The articles of organization are a document similar to the articles of incorporation, outlining the initial statements required to form a limited liability company (LLC) in many U.S. states. Some states refer to articles of organization as a certificate of organization or a certificate of formation. Once filed and approved by the Secretary of State, or other company registrar, the articles of organization legally create the LLC as a registered business entity within the state.
For terms of similar meaning in other countries, see Articles of association.
The articles of organization document typically includes the name of the LLC, the type of legal structure (e.g. limited liability company, professional limited liability company, series LLC), the registered agent, whether the LLC is managed by members or managers, the effective date, the duration (perpetual by default in most states), and the names and signatures of the organizer(s). It is the Articles of Organization that establishes the power, rights, liabilities, duties, and other important obligations of LLC members. This document also establishes the obligations between LLC members.
Most secretaries of state provide fill-in-the-blank PDF templates to file with the state. Some people use the services of an attorney to draft articles of organization. Articles must be drafted to meet the state requirements to form a LLC.

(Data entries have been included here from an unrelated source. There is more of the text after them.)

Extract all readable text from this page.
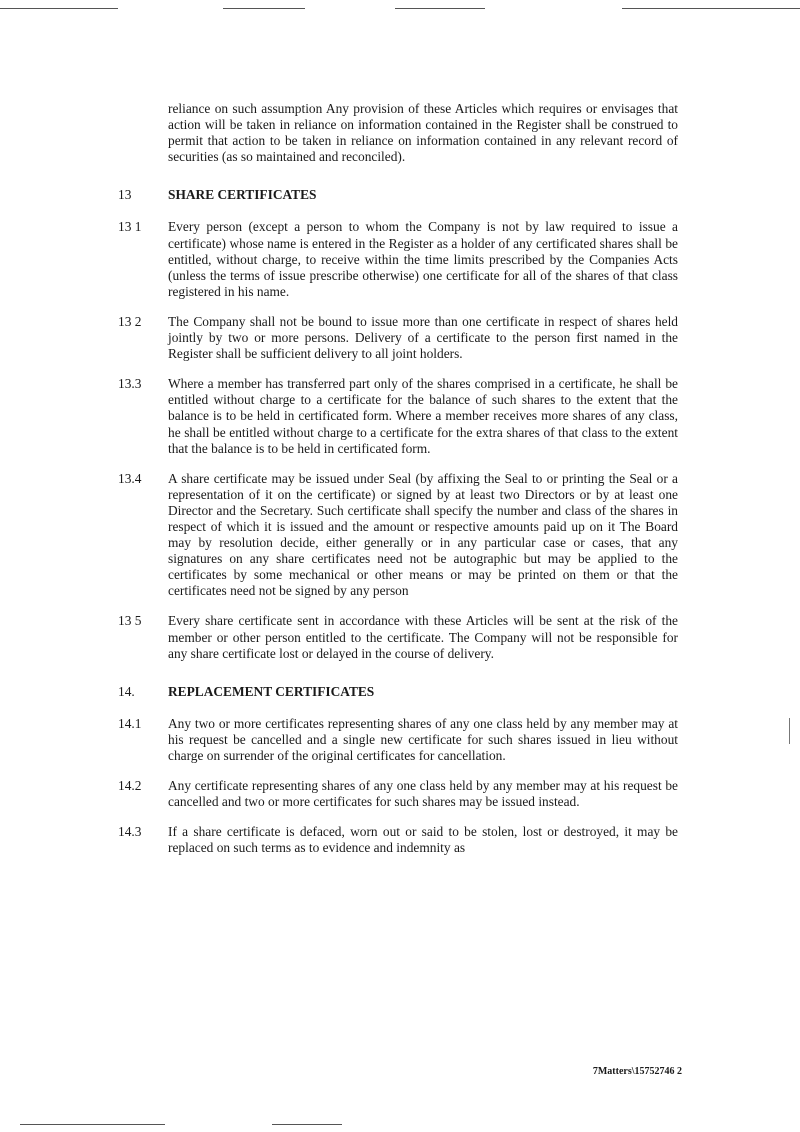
reliance on such assumption Any provision of these Articles which requires or envisages that action will be taken in reliance on information contained in the Register shall be construed to permit that action to be taken in reliance on information contained in any relevant record of securities (as so maintained and reconciled).
13	SHARE CERTIFICATES
13 1	Every person (except a person to whom the Company is not by law required to issue a certificate) whose name is entered in the Register as a holder of any certificated shares shall be entitled, without charge, to receive within the time limits prescribed by the Companies Acts (unless the terms of issue prescribe otherwise) one certificate for all of the shares of that class registered in his name.
13 2	The Company shall not be bound to issue more than one certificate in respect of shares held jointly by two or more persons. Delivery of a certificate to the person first named in the Register shall be sufficient delivery to all joint holders.
13.3	Where a member has transferred part only of the shares comprised in a certificate, he shall be entitled without charge to a certificate for the balance of such shares to the extent that the balance is to be held in certificated form. Where a member receives more shares of any class, he shall be entitled without charge to a certificate for the extra shares of that class to the extent that the balance is to be held in certificated form.
13.4	A share certificate may be issued under Seal (by affixing the Seal to or printing the Seal or a representation of it on the certificate) or signed by at least two Directors or by at least one Director and the Secretary. Such certificate shall specify the number and class of the shares in respect of which it is issued and the amount or respective amounts paid up on it The Board may by resolution decide, either generally or in any particular case or cases, that any signatures on any share certificates need not be autographic but may be applied to the certificates by some mechanical or other means or may be printed on them or that the certificates need not be signed by any person
13 5	Every share certificate sent in accordance with these Articles will be sent at the risk of the member or other person entitled to the certificate. The Company will not be responsible for any share certificate lost or delayed in the course of delivery.
14.	REPLACEMENT CERTIFICATES
14.1	Any two or more certificates representing shares of any one class held by any member may at his request be cancelled and a single new certificate for such shares issued in lieu without charge on surrender of the original certificates for cancellation.
14.2	Any certificate representing shares of any one class held by any member may at his request be cancelled and two or more certificates for such shares may be issued instead.
14.3	If a share certificate is defaced, worn out or said to be stolen, lost or destroyed, it may be replaced on such terms as to evidence and indemnity as
7Matters\15752746 2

The state fee to file articles of organization to form a traditional LLC range from $40 - $500.
Regardless of what the Articles promulgate, the LLC is bound by the specific state laws that it is formed under. A common misconception is that LLCs formed by improper articles of organization do not have the limitation of liability protection allowed by the state. If the state statute allows for limitation of the members' and managers' liability, the said members and managers are covered under that protection regardless of what articles of organization state.